Gegenseitige Deckungsfähigkeit Dieser Haushalt beinhaltet so viele Risiken, dass heute schon feststeht, dass die Verfassungsmäßigkeit nicht gegeben sein wird. Weder bei der Aufstellung, noch im Vollzug. Aber der Landesregierung ist das alles sehr wohl bewusst. Sie weiß, dass dieser Haushalt nicht den Ansprüchen der Verfassung genügt. Denn sie schafft mit dem Haushaltsstrukturgesetz eine zutiefst fragwürdige Regelung. In § 10 Haushaltsstrukturgesetz heißt es: „innerhalb desselben Aufgabenbereichs (Kapitels) sind die Ausgaben der Hauptgruppen 5 bis 8 gegenseitig deckungsfähig.“ Was bedeutet das? Es heißt nichts anderes, als dass innerhalb eines jeweiligen Kapitels sämtliche konsumtiven Ausgaben mit den Investitionen gegenseitig deckungsfähig sind. Das wiederum heißt, dass Gelder, die das Parlament dem jeweiligen Ministerium als Investitionen bewilligt hat, im Haushaltsvollzug vom Ministerium auch für eine beliebige konsumtive Ausgabe verwendet werden darf. Dass das so sein wird, liegt auf der Hand, denn an den ausgewiesenen konsumtiven Ausgaben kann nicht mehr gespart werden. Damit ist der Haushalt immer verfassungsgemäß. Sie nehmen Kredite bis zur Höhe der Investitionen auf, die von vornherein keine sind bzw. sein sollen, um so konsumtive Ausgaben zu finanzieren. Dieses Verfahren verstößt gegen sämtliche Grundsätze der Haushaltswahrheit und Haushaltsklarheit und stellt einen klaren Verstoß gegen die Landeshaushaltsordnung dar. Auf dieses Verfahren ist noch nicht einmal ein Finanzminister Stegner gekommen. Ganz nebenbei entmachtet die Große Koalition dabei das Parlament, da nun den Ministerien ein Freibrief erteilt wird, wofür sie Gelder in welcher Höhe ausgeben. Weder parlamentarische Kontrolle noch Transparenz sind damit zukünftig gewährleistet. Ich fordere die Fraktionen von CDU und SPD eindringlich auf, diese Selbstentmachtung nicht hinzunehmen. Ansonsten können wir uns die gesamte Haushaltsberatung sparen.

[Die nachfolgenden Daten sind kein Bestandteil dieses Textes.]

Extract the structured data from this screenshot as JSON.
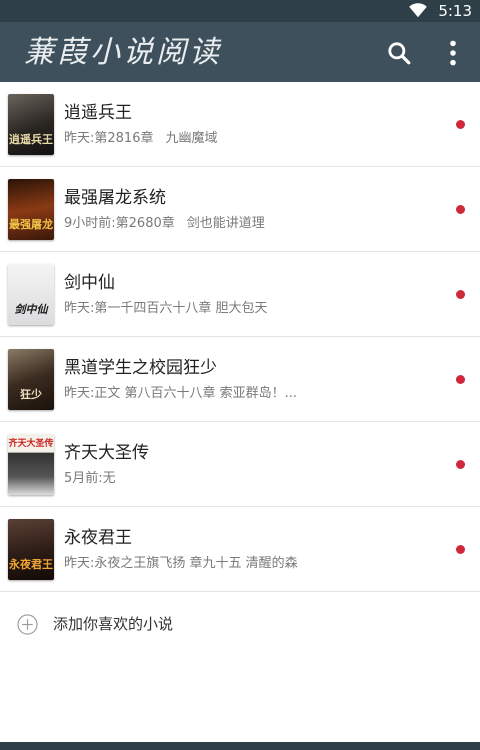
{
  "status_bar": {
    "time": "5:13",
    "wifi_icon": "wifi-icon"
  },
  "app_bar": {
    "title": "蒹葭小说阅读",
    "search_icon": "search-icon",
    "menu_icon": "more-vert-icon"
  },
  "colors": {
    "app_bar": "#3d505b",
    "status_bar": "#2f3f48",
    "unread_dot": "#d0283b"
  },
  "books": [
    {
      "title": "逍遥兵王",
      "update": "昨天:第2816章",
      "chapter": "九幽魔域",
      "cover_text": "逍遥兵王",
      "cover_bg": "#2a2622",
      "cover_fg": "#e8d9a8",
      "unread": true
    },
    {
      "title": "最强屠龙系统",
      "update": "9小时前:第2680章",
      "chapter": "剑也能讲道理",
      "cover_text": "最强屠龙",
      "cover_bg": "#5a2a14",
      "cover_fg": "#f2c24a",
      "unread": true
    },
    {
      "title": "剑中仙",
      "update": "昨天:第一千四百六十八章 胆大包天",
      "chapter": "",
      "cover_text": "剑中仙",
      "cover_bg": "#e9e9ea",
      "cover_fg": "#1d1d1d",
      "unread": true
    },
    {
      "title": "黑道学生之校园狂少",
      "update": "昨天:正文 第八百六十八章 索亚群岛！...",
      "chapter": "",
      "cover_text": "狂少",
      "cover_bg": "#3a2b1f",
      "cover_fg": "#f0e0c0",
      "unread": true
    },
    {
      "title": "齐天大圣传",
      "update": "5月前:无",
      "chapter": "",
      "cover_text": "齐天大圣传",
      "cover_bg": "#f4f1ea",
      "cover_fg": "#c8231f",
      "unread": true
    },
    {
      "title": "永夜君王",
      "update": "昨天:永夜之王旗飞扬 章九十五 清醒的森",
      "chapter": "",
      "cover_text": "永夜君王",
      "cover_bg": "#2c1c16",
      "cover_fg": "#f3a531",
      "unread": true
    }
  ],
  "add_novel": {
    "label": "添加你喜欢的小说",
    "icon": "add-circle-icon"
  }
}
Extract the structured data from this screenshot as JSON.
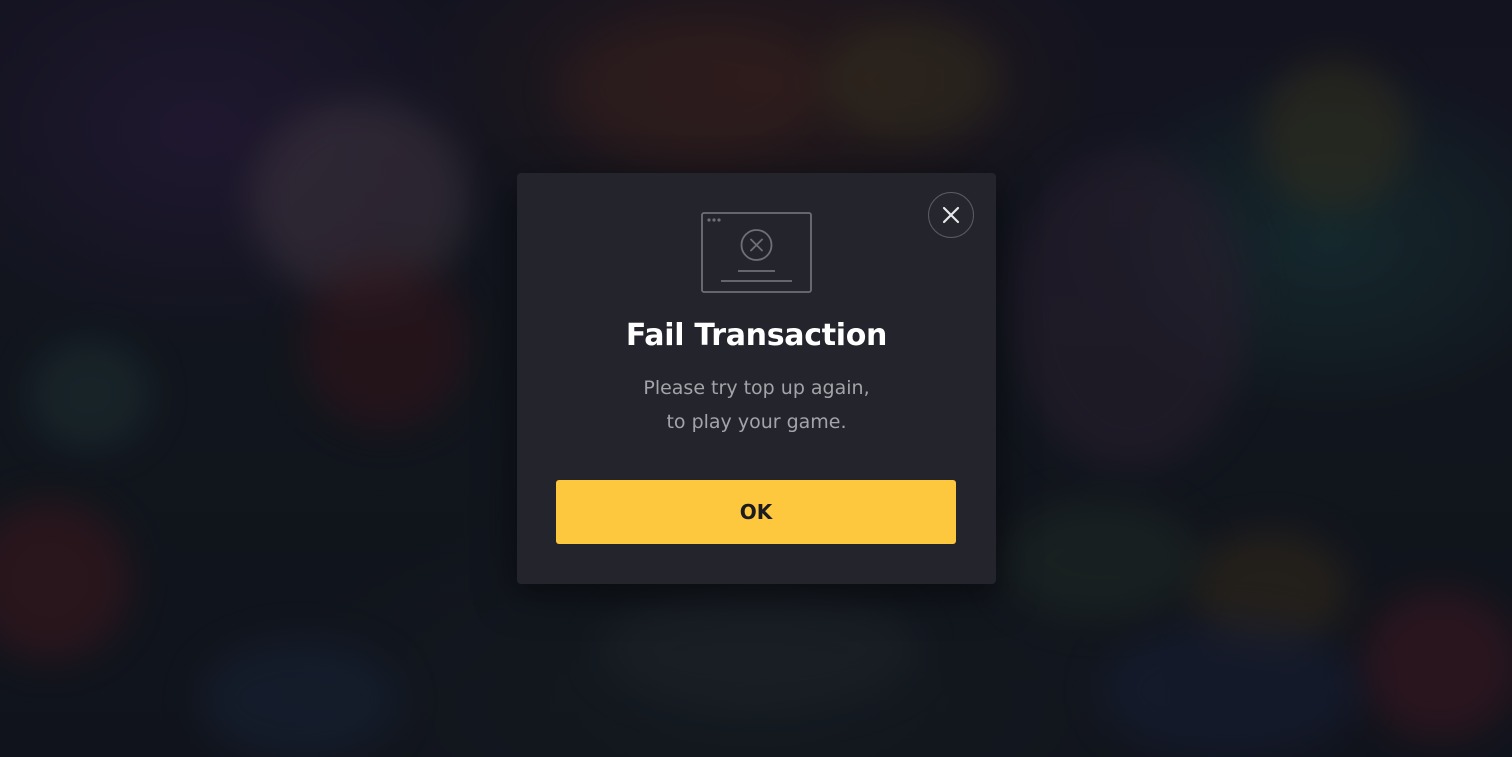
{
  "background": {
    "description_icon": "game-background-art"
  },
  "modal": {
    "icon": "transaction-failed-screen-icon",
    "close_icon": "close-icon",
    "title": "Fail Transaction",
    "message_line1": "Please try top up again,",
    "message_line2": "to play your game.",
    "ok_label": "OK"
  },
  "colors": {
    "modal_bg": "#24252c",
    "button": "#fdc83d",
    "title": "#ffffff",
    "message": "#a3a3a9"
  }
}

Fazit Der Entwurf des Doppelhaushalts 2009/2010 zeigt, dass der Landesregierung die Finanzen des Landes aus dem Ruder laufen. Der Landesregierung fehlt ein strukturelles haushaltspolitisches Konzept, welches zum einen die Einnahmeseite durch eine aktivierende Wirtschaftspolitik stärkt und zum anderen die Handlungsspielräume durch eine konsequente Konsolidierung der Ausgabenseite erweitert. Durch die enormen Haushaltsrisiken, die sich in diesem Haushaltsplan in allen Einzelplänen wiederfinden, durch die sich abkühlenden Konjunktur und durch die stark gestiegenen Kreditzinssätze, wird die Landesregierung es nicht schaffen, zu einem verfassungskonformen Haushalt zurückzukehren. Leider ist dieser Haushaltsentwurf der Haushalt der verpassten Chancen. Er zeigt eindrucksvoll, dass diese Koalition nun auch an ihrer letzten selbsternannten Legitimation, der Haushaltspolitik, gescheitert ist.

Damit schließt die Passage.